On November 20, 2021, Kasie and Rex took on Exposition in a “what not to do” approach, specifically to help those NaNoWriMo listeners who were giving it a go. Here are the show notes:
Theme for the day
You Need to Know, but does the Reader?
Agenda
- Exposition is what, again?
- How too much exposition wrecks a good story
- How not enough exposition ruins a good concept
- Things to consider when writing exposition into your work

Segment 1
Continuing our NaNoWriMo coaching series, we bring you the Scaffolding, Exposition, What you Write for Your Own Benefit episode. We talked extensively about methods for including exposition in Episode 122.
Here’s a quick recap:
- Exposition is the literary term for everything that happens before the story begins. It’s background. History. Baggage.
- There are a few ways to lay it into the story: the fact dump (see prologue), the inner monologue or flashback, dialogue or one character telling another critical circumstances.

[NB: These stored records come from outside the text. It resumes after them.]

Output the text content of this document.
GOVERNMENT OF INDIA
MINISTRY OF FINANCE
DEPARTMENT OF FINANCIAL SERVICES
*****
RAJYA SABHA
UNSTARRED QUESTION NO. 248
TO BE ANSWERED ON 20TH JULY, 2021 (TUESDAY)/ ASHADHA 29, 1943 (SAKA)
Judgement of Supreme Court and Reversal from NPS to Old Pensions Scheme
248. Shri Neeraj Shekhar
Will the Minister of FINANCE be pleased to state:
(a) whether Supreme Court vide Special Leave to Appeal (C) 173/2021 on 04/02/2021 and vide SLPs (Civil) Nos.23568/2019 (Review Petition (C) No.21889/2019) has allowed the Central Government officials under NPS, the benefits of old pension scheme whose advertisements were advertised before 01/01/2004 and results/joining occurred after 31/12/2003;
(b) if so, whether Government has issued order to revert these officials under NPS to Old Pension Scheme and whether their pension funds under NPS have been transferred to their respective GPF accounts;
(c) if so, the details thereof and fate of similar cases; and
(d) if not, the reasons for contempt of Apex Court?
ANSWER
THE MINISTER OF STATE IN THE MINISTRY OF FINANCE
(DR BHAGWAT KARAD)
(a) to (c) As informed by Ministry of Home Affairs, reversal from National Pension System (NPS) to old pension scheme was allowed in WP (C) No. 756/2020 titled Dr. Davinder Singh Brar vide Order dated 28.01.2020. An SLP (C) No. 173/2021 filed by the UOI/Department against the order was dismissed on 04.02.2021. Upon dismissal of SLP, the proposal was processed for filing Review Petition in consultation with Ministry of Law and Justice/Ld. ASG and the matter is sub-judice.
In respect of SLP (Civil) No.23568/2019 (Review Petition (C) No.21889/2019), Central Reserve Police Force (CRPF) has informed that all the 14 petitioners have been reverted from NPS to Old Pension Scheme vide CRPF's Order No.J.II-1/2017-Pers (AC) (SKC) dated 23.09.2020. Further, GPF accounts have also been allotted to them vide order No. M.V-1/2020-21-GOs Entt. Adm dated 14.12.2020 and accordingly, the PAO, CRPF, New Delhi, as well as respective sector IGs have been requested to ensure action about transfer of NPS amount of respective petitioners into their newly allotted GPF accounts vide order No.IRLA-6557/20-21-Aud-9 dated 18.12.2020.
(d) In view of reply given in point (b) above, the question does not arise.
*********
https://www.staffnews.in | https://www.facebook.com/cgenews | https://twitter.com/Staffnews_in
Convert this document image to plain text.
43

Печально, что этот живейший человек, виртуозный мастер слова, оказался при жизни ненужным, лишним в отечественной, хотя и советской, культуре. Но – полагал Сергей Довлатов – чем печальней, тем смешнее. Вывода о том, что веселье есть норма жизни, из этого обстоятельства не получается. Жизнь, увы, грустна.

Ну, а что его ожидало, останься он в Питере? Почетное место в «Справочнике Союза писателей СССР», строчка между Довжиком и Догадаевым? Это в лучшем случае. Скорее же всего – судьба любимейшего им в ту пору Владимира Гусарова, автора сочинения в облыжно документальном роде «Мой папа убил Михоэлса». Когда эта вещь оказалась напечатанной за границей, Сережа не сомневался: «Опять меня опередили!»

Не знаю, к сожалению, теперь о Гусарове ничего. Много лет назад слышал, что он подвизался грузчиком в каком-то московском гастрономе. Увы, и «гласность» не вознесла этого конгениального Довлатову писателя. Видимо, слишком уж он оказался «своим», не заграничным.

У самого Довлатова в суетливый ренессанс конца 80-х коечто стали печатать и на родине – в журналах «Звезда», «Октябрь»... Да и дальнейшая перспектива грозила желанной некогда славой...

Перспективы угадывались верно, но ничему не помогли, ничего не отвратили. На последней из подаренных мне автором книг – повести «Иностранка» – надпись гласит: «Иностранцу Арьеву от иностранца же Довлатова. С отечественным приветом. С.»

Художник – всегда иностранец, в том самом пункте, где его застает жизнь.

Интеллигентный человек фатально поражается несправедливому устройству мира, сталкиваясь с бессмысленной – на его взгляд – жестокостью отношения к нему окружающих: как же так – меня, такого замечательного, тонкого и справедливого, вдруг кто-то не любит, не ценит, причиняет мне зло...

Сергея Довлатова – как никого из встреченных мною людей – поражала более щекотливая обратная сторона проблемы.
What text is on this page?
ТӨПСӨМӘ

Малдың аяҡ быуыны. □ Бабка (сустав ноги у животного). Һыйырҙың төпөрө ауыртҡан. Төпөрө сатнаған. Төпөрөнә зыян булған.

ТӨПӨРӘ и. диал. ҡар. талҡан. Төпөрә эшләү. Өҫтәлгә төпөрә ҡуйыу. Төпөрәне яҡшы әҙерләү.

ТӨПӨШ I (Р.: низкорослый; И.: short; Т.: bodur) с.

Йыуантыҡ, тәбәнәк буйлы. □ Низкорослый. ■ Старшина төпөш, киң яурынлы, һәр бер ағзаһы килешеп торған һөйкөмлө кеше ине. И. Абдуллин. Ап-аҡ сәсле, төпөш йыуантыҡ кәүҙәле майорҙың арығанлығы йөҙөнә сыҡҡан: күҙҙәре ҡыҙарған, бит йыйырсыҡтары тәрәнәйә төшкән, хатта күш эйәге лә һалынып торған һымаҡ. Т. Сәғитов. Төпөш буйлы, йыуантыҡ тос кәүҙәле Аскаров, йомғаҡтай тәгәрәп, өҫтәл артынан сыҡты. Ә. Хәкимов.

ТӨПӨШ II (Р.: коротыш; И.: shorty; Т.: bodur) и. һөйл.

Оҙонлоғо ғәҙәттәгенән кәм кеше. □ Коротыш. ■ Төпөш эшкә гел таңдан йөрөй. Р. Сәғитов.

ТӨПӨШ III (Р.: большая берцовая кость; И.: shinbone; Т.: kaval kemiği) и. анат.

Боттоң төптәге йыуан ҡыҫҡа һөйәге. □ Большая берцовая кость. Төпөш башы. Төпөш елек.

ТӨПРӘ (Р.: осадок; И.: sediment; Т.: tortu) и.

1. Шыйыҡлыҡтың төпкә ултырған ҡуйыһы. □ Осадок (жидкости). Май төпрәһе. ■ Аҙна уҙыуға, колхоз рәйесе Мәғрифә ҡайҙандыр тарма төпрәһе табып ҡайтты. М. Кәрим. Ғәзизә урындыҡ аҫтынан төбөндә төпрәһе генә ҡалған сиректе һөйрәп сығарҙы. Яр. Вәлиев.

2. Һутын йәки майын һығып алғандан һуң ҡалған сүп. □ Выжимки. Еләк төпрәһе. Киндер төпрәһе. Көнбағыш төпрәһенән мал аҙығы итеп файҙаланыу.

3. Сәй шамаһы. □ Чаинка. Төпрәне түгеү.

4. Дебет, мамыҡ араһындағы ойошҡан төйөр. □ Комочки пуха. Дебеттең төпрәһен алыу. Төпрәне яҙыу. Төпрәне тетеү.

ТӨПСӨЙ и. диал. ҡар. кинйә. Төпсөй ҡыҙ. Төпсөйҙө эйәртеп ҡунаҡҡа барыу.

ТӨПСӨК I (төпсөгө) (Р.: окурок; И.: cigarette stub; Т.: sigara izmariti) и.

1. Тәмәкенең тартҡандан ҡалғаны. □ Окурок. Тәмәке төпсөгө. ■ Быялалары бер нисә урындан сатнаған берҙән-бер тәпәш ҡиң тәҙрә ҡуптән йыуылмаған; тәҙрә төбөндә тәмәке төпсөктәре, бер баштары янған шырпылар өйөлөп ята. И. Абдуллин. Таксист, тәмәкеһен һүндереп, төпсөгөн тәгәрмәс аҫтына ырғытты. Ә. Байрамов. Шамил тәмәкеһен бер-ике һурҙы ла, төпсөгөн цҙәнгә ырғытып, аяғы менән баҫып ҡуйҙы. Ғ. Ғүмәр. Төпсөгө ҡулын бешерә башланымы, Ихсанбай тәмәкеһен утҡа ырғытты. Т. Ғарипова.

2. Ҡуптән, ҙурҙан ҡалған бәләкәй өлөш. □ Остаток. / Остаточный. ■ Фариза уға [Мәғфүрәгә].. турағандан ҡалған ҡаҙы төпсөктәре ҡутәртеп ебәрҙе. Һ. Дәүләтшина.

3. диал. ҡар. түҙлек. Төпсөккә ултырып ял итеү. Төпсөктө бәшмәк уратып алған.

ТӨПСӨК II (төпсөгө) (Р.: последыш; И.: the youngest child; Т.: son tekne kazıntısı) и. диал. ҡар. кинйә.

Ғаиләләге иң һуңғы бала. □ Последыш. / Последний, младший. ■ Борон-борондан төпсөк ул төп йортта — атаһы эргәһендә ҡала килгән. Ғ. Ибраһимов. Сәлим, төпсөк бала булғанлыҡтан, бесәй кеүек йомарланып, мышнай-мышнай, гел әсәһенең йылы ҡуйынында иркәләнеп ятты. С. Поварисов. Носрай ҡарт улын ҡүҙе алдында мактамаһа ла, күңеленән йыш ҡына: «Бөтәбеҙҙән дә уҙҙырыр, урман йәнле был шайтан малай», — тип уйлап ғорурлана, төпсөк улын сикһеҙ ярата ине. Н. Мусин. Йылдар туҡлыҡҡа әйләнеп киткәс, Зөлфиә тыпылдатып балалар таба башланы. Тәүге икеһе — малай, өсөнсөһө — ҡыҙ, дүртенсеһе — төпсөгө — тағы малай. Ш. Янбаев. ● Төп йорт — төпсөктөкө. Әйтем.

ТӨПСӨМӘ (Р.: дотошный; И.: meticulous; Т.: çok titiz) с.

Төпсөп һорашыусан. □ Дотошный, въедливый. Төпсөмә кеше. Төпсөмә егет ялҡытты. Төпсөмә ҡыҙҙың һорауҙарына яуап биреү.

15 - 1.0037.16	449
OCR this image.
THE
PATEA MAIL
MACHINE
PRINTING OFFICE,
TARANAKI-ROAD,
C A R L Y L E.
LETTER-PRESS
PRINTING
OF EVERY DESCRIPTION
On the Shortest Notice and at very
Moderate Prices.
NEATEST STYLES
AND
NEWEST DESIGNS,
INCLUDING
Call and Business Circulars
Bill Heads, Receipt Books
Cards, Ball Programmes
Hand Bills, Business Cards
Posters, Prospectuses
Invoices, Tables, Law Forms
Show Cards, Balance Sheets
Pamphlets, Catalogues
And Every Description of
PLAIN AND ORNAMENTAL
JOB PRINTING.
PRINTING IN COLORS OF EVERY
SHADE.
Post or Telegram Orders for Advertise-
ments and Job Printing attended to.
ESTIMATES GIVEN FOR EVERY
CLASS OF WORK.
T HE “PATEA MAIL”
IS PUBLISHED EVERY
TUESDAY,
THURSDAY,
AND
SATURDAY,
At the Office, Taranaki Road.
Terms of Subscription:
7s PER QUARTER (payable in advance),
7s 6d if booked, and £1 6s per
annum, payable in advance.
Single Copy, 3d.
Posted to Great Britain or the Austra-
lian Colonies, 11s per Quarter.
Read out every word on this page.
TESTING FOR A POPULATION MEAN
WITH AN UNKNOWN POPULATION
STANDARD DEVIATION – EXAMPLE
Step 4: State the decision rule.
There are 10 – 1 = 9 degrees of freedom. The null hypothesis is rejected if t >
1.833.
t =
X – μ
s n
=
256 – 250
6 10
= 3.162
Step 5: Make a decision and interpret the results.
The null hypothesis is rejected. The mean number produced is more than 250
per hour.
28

- There are a few places to put it: 1) at the beginning (prologue), 2) sprinkled throughout (on a need-to-know basis), 3) in foreshadowing wherein things are said that seem incongruent now but might be important later, and 4) at the end in a dramatic “reveal” that connects the dots for reader and character alike (a la Lisa See).
We covered all that in Episode 122, but it’s been a while so we can spend the first segment recapping, reminding, revisiting, etc.
So what’s fresh and new and relevant to those NaNo’ers in today’s episode?
It’s the inversion technique: What NOT to do. How exposition can suck and what to do about it. We’re going to pull apart all the shitty ways people kill the action in a scene or bore us to tears with exposition.
Segment 2
Last week in our short fiction critique group, I gave advice to a writer on a story that basically said, “start at the halfway point.” She’d built the story chronologically but the real hook, what really mattered, didn’t come until halfway through.
She had this delicious line that said, “I waited nearly a week after Foster’s death before going out to the woods to look for that area where our troubles began.” I commented, “I want the story to begin here.” She had given us the circumstances around poor Foster’s discovery, illness, and death before bringing the main character’s experience with the murderous discovery into the story.
When we ask, “Where does the story really begin?” we get to that lit-fuse moment. The place where fire meets kindling. Even in a slow burn, there’s a specific, definite beginning. And everything that came before is exposition.
So let’s help our NaNoWriMo’ers who are probably boring the shit out of their readers right now in the first 20,000 words that shouldn’t be exposition. You write it because you need it, not the story and not the readers.
There are some clever ways to deliver exposition:
Have the main character be a newbie needing things explained to him/her (Harry Potter)
Have a side character be a newbie and let the main character explain to the side character (Zootropolis)
News reels, old TV footage, home videos are used sometimes used to deliver exposition in movies; how does that play in a book?
Segment 3
So, since too much exposition drags down the action and bores readers, and too little leaves us not really caring about the character or being confused by the circumstances, how do you know exactly what to include and what not to?
As you might imagine, there’s plenty of advice. Let’s start here:
- Include exposition that supports the conflict — speaks to the character’s motivation, their desire, or the obstacles in their way; anything that explains the stakes of the pursuit and the results of failure should the protagonist not achieve their goal
- Include exposition that might not contribute to this scene, but might be needed for a later scene — foreshadowing, world-building clues, or character insight or development.
Segment 4
- Include only required exposition early on, once the reader trusts you to deliver the story, then you can add the additional scaffolding to raise the stakes and contextualize subplots.
- Include exposition that closes the gap between what the characters know and what the reader knows — use internal monologues, dialogue, or devices (like a newspaper) to deliver
How do you know which device to use?
How do you know an amount is too much?
How many details bog the paragraph down and how many are just right?